Malgré une mobilisation des plus timides samedi, moins d’une centaine de personnes se sont par exemple réunies à la Vallée-du-Tir à Nouméa, la Cellule de coordination des actions de terrain entendait pourtant poursuivre son action ce lundi, jour de la rentrée scolaire après deux semaines de vacances, pour faire entendre son rejet de l’accord de Bougival et du report des élections provinciales. « Nous devons continuer à nous mobiliser, ce lundi 27 octobre, face au Haut-commissariat en centre-ville, à partir de 8h. La Commission mixte paritaire se réunira dans la soirée de lundi pour nous (lire encadré en bas de page). Les quatorze parlementaires doivent entendre que nous ne tolérons plus cet énième passage en force poussé par Metzdorf (…) Rassemblons-nous pour porter la voix du peuple kanak face au déni et à l’aveuglement des pro-Bougival », écrivait ainsi samedi après-midi la CCAT, organisation émanant du FLNKS, sur la page Facebook Mobilisation pour la liberté.

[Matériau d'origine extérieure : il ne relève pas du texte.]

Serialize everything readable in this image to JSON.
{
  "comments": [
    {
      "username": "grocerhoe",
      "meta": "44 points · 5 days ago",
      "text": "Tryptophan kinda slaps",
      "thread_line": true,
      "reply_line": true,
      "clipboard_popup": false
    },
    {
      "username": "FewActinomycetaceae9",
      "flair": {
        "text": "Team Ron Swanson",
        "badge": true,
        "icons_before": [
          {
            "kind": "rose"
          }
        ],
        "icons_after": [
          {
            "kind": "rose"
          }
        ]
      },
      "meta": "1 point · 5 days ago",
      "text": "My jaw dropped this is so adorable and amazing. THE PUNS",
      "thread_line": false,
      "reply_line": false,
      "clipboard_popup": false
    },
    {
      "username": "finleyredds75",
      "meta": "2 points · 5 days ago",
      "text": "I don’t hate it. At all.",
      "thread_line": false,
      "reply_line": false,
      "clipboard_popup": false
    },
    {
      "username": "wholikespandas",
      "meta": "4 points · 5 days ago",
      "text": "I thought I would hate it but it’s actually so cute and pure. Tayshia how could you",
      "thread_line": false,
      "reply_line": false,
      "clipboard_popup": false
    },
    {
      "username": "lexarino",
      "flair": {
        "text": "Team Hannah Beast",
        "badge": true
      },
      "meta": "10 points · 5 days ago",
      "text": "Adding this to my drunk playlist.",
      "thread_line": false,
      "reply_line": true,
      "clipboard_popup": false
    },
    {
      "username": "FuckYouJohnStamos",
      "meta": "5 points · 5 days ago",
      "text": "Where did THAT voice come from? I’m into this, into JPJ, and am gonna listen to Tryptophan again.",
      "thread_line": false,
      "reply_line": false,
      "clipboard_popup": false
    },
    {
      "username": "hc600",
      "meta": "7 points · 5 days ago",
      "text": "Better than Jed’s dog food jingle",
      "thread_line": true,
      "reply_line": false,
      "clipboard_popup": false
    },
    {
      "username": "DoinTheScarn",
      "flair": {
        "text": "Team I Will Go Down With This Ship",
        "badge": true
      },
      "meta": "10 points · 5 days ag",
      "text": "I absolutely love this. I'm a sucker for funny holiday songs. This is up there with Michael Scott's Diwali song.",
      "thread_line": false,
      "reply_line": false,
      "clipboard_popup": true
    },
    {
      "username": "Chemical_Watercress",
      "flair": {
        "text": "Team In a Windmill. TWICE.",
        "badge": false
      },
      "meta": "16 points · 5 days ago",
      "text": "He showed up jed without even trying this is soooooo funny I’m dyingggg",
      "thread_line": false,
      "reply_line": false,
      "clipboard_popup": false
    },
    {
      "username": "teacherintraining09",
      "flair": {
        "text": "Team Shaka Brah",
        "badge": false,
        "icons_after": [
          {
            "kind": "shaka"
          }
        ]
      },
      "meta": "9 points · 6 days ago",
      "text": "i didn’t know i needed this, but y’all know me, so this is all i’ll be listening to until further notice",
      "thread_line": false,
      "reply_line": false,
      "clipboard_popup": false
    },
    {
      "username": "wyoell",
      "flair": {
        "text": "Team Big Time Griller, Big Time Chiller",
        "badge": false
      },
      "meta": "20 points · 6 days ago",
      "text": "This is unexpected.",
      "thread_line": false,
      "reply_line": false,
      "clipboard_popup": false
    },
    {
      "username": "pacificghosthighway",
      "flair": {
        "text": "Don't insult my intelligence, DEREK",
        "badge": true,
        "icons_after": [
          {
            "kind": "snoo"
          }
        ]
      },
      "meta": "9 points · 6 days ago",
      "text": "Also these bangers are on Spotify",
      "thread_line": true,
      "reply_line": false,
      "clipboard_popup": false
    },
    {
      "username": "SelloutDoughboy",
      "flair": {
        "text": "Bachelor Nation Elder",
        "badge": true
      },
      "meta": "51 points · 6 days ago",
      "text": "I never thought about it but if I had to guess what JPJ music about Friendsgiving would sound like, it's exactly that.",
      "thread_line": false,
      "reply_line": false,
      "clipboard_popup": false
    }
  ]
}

Des espoirs douchés quelques heures plus tard alors que la Cellule a été contrainte d’annuler son rassemblement. Ce dernier ayant tout simplement été interdit par le Haut-commissariat. « Pendant que le destin du peuple kanak se joue à 22 000 kilomètres d’ici, dans les mains de quatorze parlementaires français sans aucune connaissance de la décolonisation, le représentant de la France en Kanaky nous réduit au silence. Sous prétexte de ‘’délais administratifs’’, il nous empêche d’exprimer notre désaccord avec la politique macroniste incarnée par Bougival », dénonce encore l’organisation indépendantiste, fidèle à son verbatim dorénavant habituel.

Déclaration tardive et rentrée scolaire

Le Haut-commissariat a bel et bien pris un arrêté interdisant cette mobilisation. Et il s’en est justifié. Outre une « déclaration très tardive », déposée samedi à 15 heures, « en dessous des trois jours francs légaux », l’État avance également une question de calendrier, n’en déplaise aux indépendantistes qui estiment qu’« organiser la sécurité d’un rassemblement pacifique ne devrait pas être un problème ». Mais la réalité est pourtant bien différente : « La rentrée scolaire ne permettait pas de prendre les mesures permettant de sécuriser les manifestants ni même d’avertir les agents du Haut-commissariat, du vice-rectorat et du gouvernement travaillant dans le secteur », peut-on lire. Et de poursuivre : « Le Haut-commissaire tient à rappeler que l’USTKE a pu organiser un rassemblement le 13 septembre dernier devant le Haut-commissariat en prenant les mesures adéquates, avec une déclaration en avance et un travail entre organisateurs et forces de l’ordre. Les services de l’État ont par ailleurs fait preuve de tolérance samedi 25 octobre en laissant se tenir un rassemblement à la Vallée-du-Tir alors que celui-ci n’avait pas fait l’objet d’une déclaration préalable, dans la mesure où la circulation n’était pas perturbée et la sécurité des personnes assurées sur ce site. »


Qui compose la Commission mixte paritaire ?

Après l’adoption d’une motion de rejet par l’Assemblée nationale, afin de contrer les quelque 1600 amendements déposés par les députés de la France insoumise, la proposition de loi organique, visant notamment à reporter les élections provinciales à juin 2026, va être étudiée par une Commission mixte paritaire. Cette dernière, qui se réunira ce lundi après-midi (heure de Paris), est alors chargée de proposer un nouveau texte qui sera ensuite soumis aux votes des parlementaires sans qu’ils ne puissent l’amender. Cette commission est composée de sept sénateurs (Muriel Jourda, Agnès Canayer, Mathieu Darnaud, Jean-Michel Arnaud, Corinne Narassiguin, Patrick Kanner, Pierre Médevielle) et de sept députés (Yoann Gillet, Florence Goulet, Florent Boudié, Bastien Lachaud, Arthur Delaporte, Philippe Gosselin, Jean Moulliere). Du côté calédonien, les députés Nicolas Metzdorf et Emmanuel Tjibaou ainsi que le sénateur Robert Xowie font partie de la liste des suppléants.


Légende photo : A Nouméa, les quelques dizaines de manifestations se sont rassemblées à la Vallée-du-Tir.